Royal Lilac Photo & Design, LLC Founding CEO and Creative Director Rondasia Curry teaches graphic design at Holyoke Community College and works on marketing and communication the Institute of Sacred Music at Yale University. She spoke with MetroHartford Alliance Content Manager Nan Price about launching her company in 2020 and why she’s passionate about teaching others.
NAN PRICE: Give us a little background. Have you always been entrepreneurial?
RONDASIA CURRY: I earned my bachelor’s degree from the University of Hartford Art School. I majored in photography. But I knew I didn’t want to stop there, so I minored in visual communication design and communication. I delved deeper into communications and earned my master of arts in communication and media studies from the University of Hartford. That’s where I discovered entrepreneurship and business and marketing and advertising. From there, I knew I wanted to expand into a business in photography and graphic design.
NAN: What steps did you take to get from point A to point B?
RONDASIA: I got my first paid wedding gig while I was still studying for my bachelor’s degree. The client was a family member’s wedding. It took off from there. After their wedding, everybody was sharing my photos and wanted to hire me to do photography work.
I knew I didn’t want to just focus on photography, I also wanted to do graphic design. I created my own logo and I built my clientele through word of mouth and social media—especially through Facebook, where 90% of my customers come from. It happens through shares and exposure from my friends list.”
A lot of businesses started asking me to create logos for them. I decided I wanted apparel with my business name and logo on it. I bought a heat press and a printing machine and started designing my own clothes. From that, more clients contacted me to create clothing for them. Then, Royal Lilac was offering photography, graphic design, and brand apparel.
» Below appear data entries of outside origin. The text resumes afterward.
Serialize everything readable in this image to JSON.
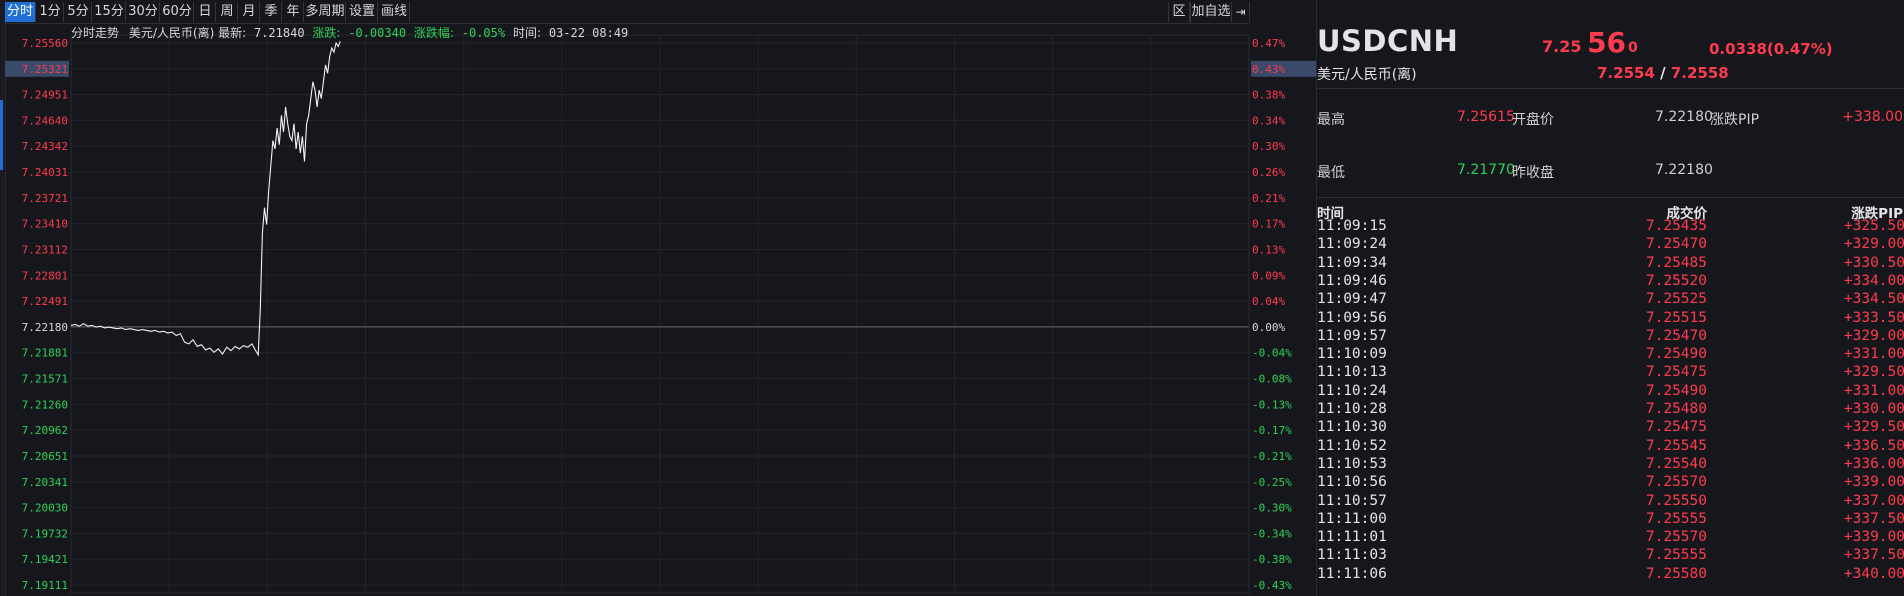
{
  "toolbar": {
    "periods": [
      "分时",
      "1分",
      "5分",
      "15分",
      "30分",
      "60分",
      "日",
      "周",
      "月",
      "季",
      "年",
      "多周期",
      "设置",
      "画线"
    ],
    "active_index": 0,
    "right_buttons": [
      "区",
      "加自选"
    ],
    "exit_icon": "exit-icon"
  },
  "info": {
    "title": "分时走势",
    "pair": "美元/人民币(离)",
    "latest_label": "最新:",
    "latest_value": "7.21840",
    "change_label": "涨跌:",
    "change_value": "-0.00340",
    "pct_label": "涨跌幅:",
    "pct_value": "-0.05%",
    "time_label": "时间:",
    "time_value": "03-22 08:49"
  },
  "colors": {
    "up": "#ff3b4e",
    "down": "#2ed158",
    "neutral": "#d8d8d8",
    "accent": "#1f6fd6",
    "background": "#16171c"
  },
  "chart_data": {
    "type": "line",
    "title": "",
    "base_price": 7.2218,
    "ylim": [
      7.19111,
      7.2556
    ],
    "y_ticks_left": [
      "7.25560",
      "7.25321",
      "7.24951",
      "7.24640",
      "7.24342",
      "7.24031",
      "7.23721",
      "7.23410",
      "7.23112",
      "7.22801",
      "7.22491",
      "7.22180",
      "7.21881",
      "7.21571",
      "7.21260",
      "7.20962",
      "7.20651",
      "7.20341",
      "7.20030",
      "7.19732",
      "7.19421",
      "7.19111"
    ],
    "y_ticks_right": [
      "0.47%",
      "0.43%",
      "0.38%",
      "0.34%",
      "0.30%",
      "0.26%",
      "0.21%",
      "0.17%",
      "0.13%",
      "0.09%",
      "0.04%",
      "0.00%",
      "-0.04%",
      "-0.08%",
      "-0.13%",
      "-0.17%",
      "-0.21%",
      "-0.25%",
      "-0.30%",
      "-0.34%",
      "-0.38%",
      "-0.43%"
    ],
    "highlight_price": "7.25321",
    "highlight_pct": "0.43%",
    "points": [
      [
        0,
        7.222
      ],
      [
        2,
        7.2221
      ],
      [
        4,
        7.2219
      ],
      [
        6,
        7.2222
      ],
      [
        8,
        7.2219
      ],
      [
        10,
        7.222
      ],
      [
        12,
        7.2218
      ],
      [
        14,
        7.2219
      ],
      [
        16,
        7.2217
      ],
      [
        18,
        7.2218
      ],
      [
        20,
        7.2217
      ],
      [
        22,
        7.2216
      ],
      [
        24,
        7.2217
      ],
      [
        26,
        7.2215
      ],
      [
        28,
        7.2216
      ],
      [
        30,
        7.2215
      ],
      [
        32,
        7.2214
      ],
      [
        34,
        7.2215
      ],
      [
        36,
        7.2214
      ],
      [
        38,
        7.2213
      ],
      [
        40,
        7.2214
      ],
      [
        42,
        7.2212
      ],
      [
        44,
        7.2213
      ],
      [
        46,
        7.2211
      ],
      [
        48,
        7.2212
      ],
      [
        50,
        7.2208
      ],
      [
        52,
        7.221
      ],
      [
        54,
        7.22
      ],
      [
        56,
        7.2198
      ],
      [
        58,
        7.2203
      ],
      [
        60,
        7.2195
      ],
      [
        62,
        7.2197
      ],
      [
        64,
        7.2191
      ],
      [
        66,
        7.2193
      ],
      [
        68,
        7.2188
      ],
      [
        70,
        7.2192
      ],
      [
        72,
        7.2186
      ],
      [
        74,
        7.2194
      ],
      [
        76,
        7.219
      ],
      [
        78,
        7.2195
      ],
      [
        80,
        7.2192
      ],
      [
        82,
        7.2196
      ],
      [
        84,
        7.2194
      ],
      [
        86,
        7.2198
      ],
      [
        88,
        7.2189
      ],
      [
        89,
        7.2185
      ],
      [
        90,
        7.224
      ],
      [
        91,
        7.233
      ],
      [
        92,
        7.236
      ],
      [
        93,
        7.234
      ],
      [
        94,
        7.238
      ],
      [
        95,
        7.241
      ],
      [
        96,
        7.244
      ],
      [
        97,
        7.243
      ],
      [
        98,
        7.2455
      ],
      [
        99,
        7.2435
      ],
      [
        100,
        7.247
      ],
      [
        101,
        7.245
      ],
      [
        102,
        7.248
      ],
      [
        103,
        7.246
      ],
      [
        104,
        7.2445
      ],
      [
        105,
        7.244
      ],
      [
        106,
        7.246
      ],
      [
        107,
        7.243
      ],
      [
        108,
        7.245
      ],
      [
        109,
        7.2425
      ],
      [
        110,
        7.2445
      ],
      [
        111,
        7.2415
      ],
      [
        112,
        7.246
      ],
      [
        113,
        7.247
      ],
      [
        114,
        7.249
      ],
      [
        115,
        7.251
      ],
      [
        116,
        7.25
      ],
      [
        117,
        7.248
      ],
      [
        118,
        7.25
      ],
      [
        119,
        7.249
      ],
      [
        120,
        7.251
      ],
      [
        121,
        7.253
      ],
      [
        122,
        7.252
      ],
      [
        123,
        7.254
      ],
      [
        124,
        7.255
      ],
      [
        125,
        7.2545
      ],
      [
        126,
        7.2556
      ],
      [
        127,
        7.2552
      ],
      [
        128,
        7.2558
      ]
    ],
    "x_total": 560
  },
  "quote": {
    "symbol": "USDCNH",
    "name": "美元/人民币(离)",
    "price_prefix": "7.25",
    "price_big": "56",
    "price_small": "0",
    "change": "0.0338(0.47%)",
    "bid": "7.2554",
    "bid_ask_sep": "/",
    "ask": "7.2558",
    "high_label": "最高",
    "high_value": "7.25615",
    "open_label": "开盘价",
    "open_value": "7.22180",
    "pip_label": "涨跌PIP",
    "pip_value": "+338.00",
    "low_label": "最低",
    "low_value": "7.21770",
    "prev_close_label": "昨收盘",
    "prev_close_value": "7.22180"
  },
  "trades": {
    "headers": [
      "时间",
      "成交价",
      "涨跌PIP"
    ],
    "rows": [
      [
        "11:09:15",
        "7.25435",
        "+325.50"
      ],
      [
        "11:09:24",
        "7.25470",
        "+329.00"
      ],
      [
        "11:09:34",
        "7.25485",
        "+330.50"
      ],
      [
        "11:09:46",
        "7.25520",
        "+334.00"
      ],
      [
        "11:09:47",
        "7.25525",
        "+334.50"
      ],
      [
        "11:09:56",
        "7.25515",
        "+333.50"
      ],
      [
        "11:09:57",
        "7.25470",
        "+329.00"
      ],
      [
        "11:10:09",
        "7.25490",
        "+331.00"
      ],
      [
        "11:10:13",
        "7.25475",
        "+329.50"
      ],
      [
        "11:10:24",
        "7.25490",
        "+331.00"
      ],
      [
        "11:10:28",
        "7.25480",
        "+330.00"
      ],
      [
        "11:10:30",
        "7.25475",
        "+329.50"
      ],
      [
        "11:10:52",
        "7.25545",
        "+336.50"
      ],
      [
        "11:10:53",
        "7.25540",
        "+336.00"
      ],
      [
        "11:10:56",
        "7.25570",
        "+339.00"
      ],
      [
        "11:10:57",
        "7.25550",
        "+337.00"
      ],
      [
        "11:11:00",
        "7.25555",
        "+337.50"
      ],
      [
        "11:11:01",
        "7.25570",
        "+339.00"
      ],
      [
        "11:11:03",
        "7.25555",
        "+337.50"
      ],
      [
        "11:11:06",
        "7.25580",
        "+340.00"
      ]
    ]
  }
}
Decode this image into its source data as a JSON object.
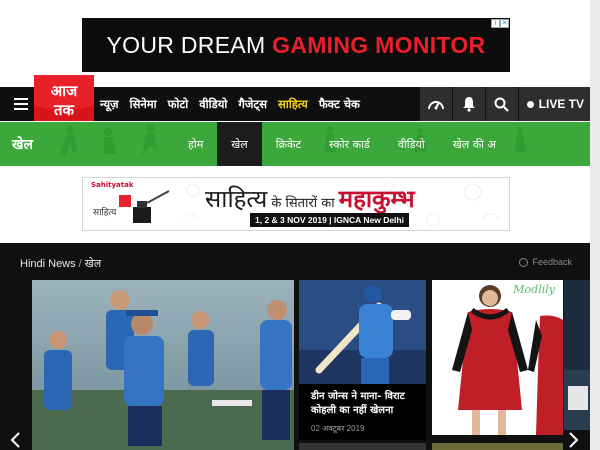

NAN: You launched your business in 2020. What was it like starting out during such a challenging year?
RONDASIA: I rebranded myself and officially launched my studio at the end of 2020, around the holidays. I created a studio, which is an 8.5 × 20 ft trailer with a fitting room.
Surprisingly, I gained many clients by opening during the pandemic. It’s as if people were waiting for something like my studio to open so they could capture memories with their families and friends.
NAN: In terms of building clientele and marketing, you have marketing background, that must have helped.
RONDASIA: Yes, my background definitely helped. I did everything myself based upon what I learned at UHart. I knew I needed to use social media to gain exposure. About 90% of my clients come from Facebook. Beyond that, I took on other platforms like Instagram and TikTok.
I also rely on a website that launches on platforms like Google. So, when people are looking for photographers or designers, my name pops up in the area.
NAN: Did you utilize any local resources as you were starting the business?
RONDASIA: I reached out to the Connecticut Small Business Administration, which steered me toward how to start a business plan. I worked on it myself, made edits, and got feedback from other business owners.
I also participated in a Girls for Technology pitch competition, which really helped me refine my strategic business plan. Even though I’d been in business for several years, that encouragement helped me determine the direction I should be taking with the business.
At the time, I was doing websites, graphic design, and photography. It was too much. It wasn’t until I went that competition that I chose to narrow down my offerings. I let go of the websites and I became a professor in graphic design. Now photography is the main focus of my business.
NAN: Tell us more about your experience participating in the Girls for Technology pitch competition.
RONDASIA: About nine business owners participated for a chance to win up to $10,000. I pitched my idea for my business to be a mobile photography studio so I can travel to my clients. That’s currently in the works.
NAN: What are some of the biggest lessons you’ve learned on your entrepreneurial journey.
RONDASIA: When I was first starting my business, I took pictures of families, friends, and events, but I never really showed my work. I didn’t have a website or social media. It wasn’t until I said, after every shoot, if I can, I want to expose it. I want to capture it on social media. I want to put it on my website. When I started doing that, I gained more followers on Facebook and Instagram, and that’s when I started to see more business.
NAN: So, your biggest tip is to get the word out and tell people about what you do.
RONDASIA: Yes. It’s gaining exposure. So many people use Google to find local businesses. It also helped to be listed on other local sites, like ShopBlackCT.com. Royal Lilac was featured in the Photography category for the Best of ShopBlackCT 2021. That website has helped me gain a lot of customers.
NAN: What’s next?
RONDASIA: I enjoy my dual roles as professor and business owner. I’ve had people reach out to me—parents with high school students who want their child to know about how to start a business and even some business owners who have been in business longer than me. They see the exposure I’m gaining and they want to learn from me. That’s something in the works. I’m thinking about offering some graphic design or photography courses to steer people that way through mentorship.